A Quarta Turma Cível do Tribunal de Justiça do Distrito Federal e dos Territórios anulou a condenação do deputado Nikolas Ferreira (PL-MG) por discurso transfóbico no plenário da Câmara. A decisão foi tomada por 3 votos a 0.

A condenação havia sido proferida em abril do ano passado pela juíza Priscila Faria da Silva, do TJ-DFT, ficando estabelecido o pagamento de 200 mil reais por danos morais coletivos. O episódio ocorreu na sessão da Câmara em 8 de março de 2023, Dia Internacional da Mulher.

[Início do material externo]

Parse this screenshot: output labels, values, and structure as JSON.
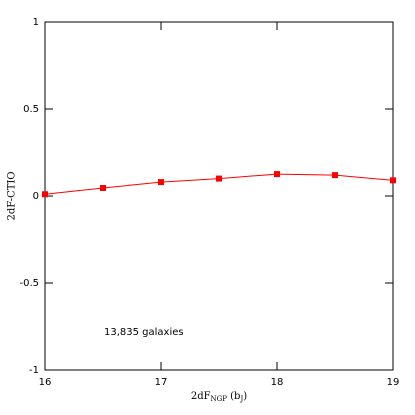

A defesa argumentou que as falas de Nikolas estavam protegidas pela imunidade parlamentar, já que teriam ocorrido no exercício do mandato. A ação foi movida pela Aliança Nacional LGBTI+ e pela Associação Brasileira de Famílias Homotransafetivas, que apontaram transfobia, discurso de ódio e incitação à violência.

Na análise, a Quarta Turma entendeu que o conteúdo discutido no plenário permanece sob a proteção da imunidade, o que justificou a anulação da condenação em primeira instância. O acórdão, no entanto, não encerra o tema nem afasta eventuais novas manifestações sobre o assunto.